The insurance industry has underinvested in management talent for decades. This contrasts sharply with the banking business. Until very recently, no insurance company would have shown up on a list of preferred employers at top business schools. Furthermore, compensation was generally less attractive than in other parts of the financial services industry. This is driven partially by the retail nature of the business with a strong focus on mass operations – but it has clearly become an issue for the industry at large, and Asia is no exception. The most aggressive players have already begun to change – globally and in Asia – and have identified talent as a key success factor for further growth and value creation.

In many markets the situation is aggravated by the fact that the insurance industry is still very young and, therefore, lacking a whole generation of managers with more than 5-10 years of experience, notably in India and China. But even here the winners are already pulling away from the pack. Ping An of China now has 74 expats within their top 100 executives – mostly, but not all, with a Chinese background. And ICICI – Prudential is attracting top talent in India, capitalizing on the strong brand and image of the group and a sense of national pride.

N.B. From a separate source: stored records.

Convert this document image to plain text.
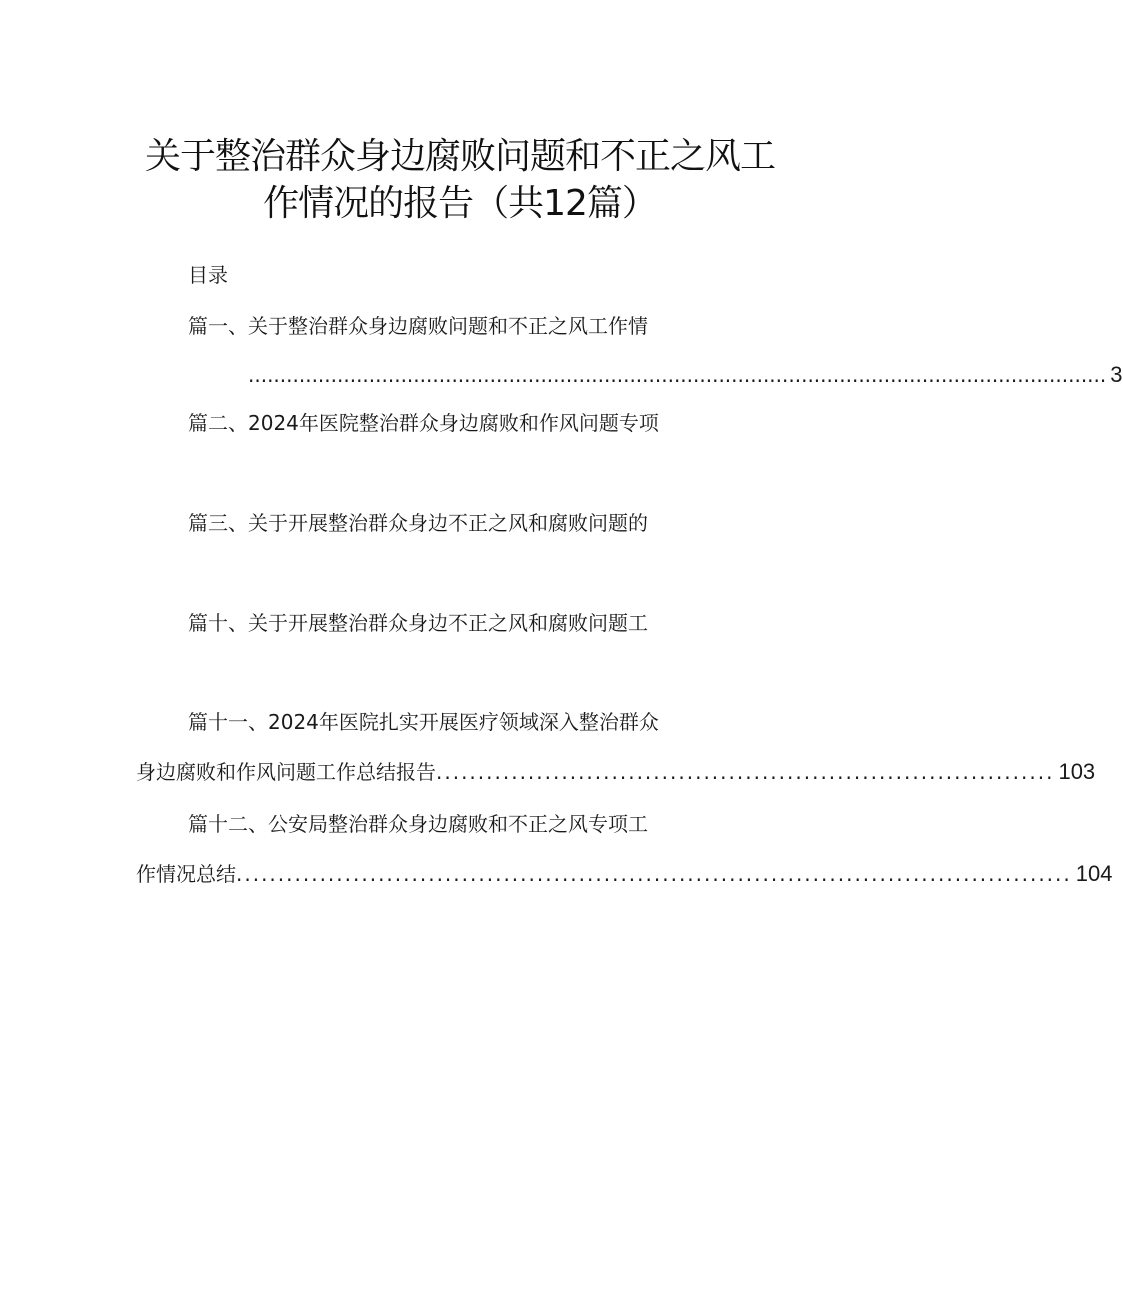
关于整治群众身边腐败问题和不正之风工
作情况的报告（共12篇）
目录
篇一、关于整治群众身边腐败问题和不正之风工作情
....................................................................................................................................... 3
篇二、2024年医院整治群众身边腐败和作风问题专项
篇三、关于开展整治群众身边不正之风和腐败问题的
篇十、关于开展整治群众身边不正之风和腐败问题工
篇十一、2024年医院扎实开展医疗领域深入整治群众
身边腐败和作风问题工作总结报告 .......................................................................... 103
篇十二、公安局整治群众身边腐败和不正之风专项工
作情况总结 .................................................................................................... 104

The key to developing and attracting top talent to life insurance companies is taking a holistic approach. Compensation, although important, is certainly not the only element, and in the eyes of young managers also not the most crucial. For example, graduates from top business schools regularly cite attractive career opportunities and corporate culture as more important than compensation. According to a Hill & Knowlton study, which surveyed 527 MBA students at 12 top-rated international business schools, 95 percent of the students ranked career opportunities as “extremely” or “very important” factors in selecting an employer, while 86 percent of them ranked corporate culture as equally important.

Life insurers should look at best practices from other industries to upgrade their human resources and talent management functions. Companies such as GE demonstrate that hiring the best, giving them great responsibility early on, and actively managing their professional development through systematic training, career paths, and mentoring is key to building a strong management bench. This is particularly important in Asia where management talent is scarce, and a culture of poaching people from competitors often starts a downward spiral of overpayment and frequent job is hopping. Building a strong management bench will be a key success factor in life insurance in Asia for the next decade.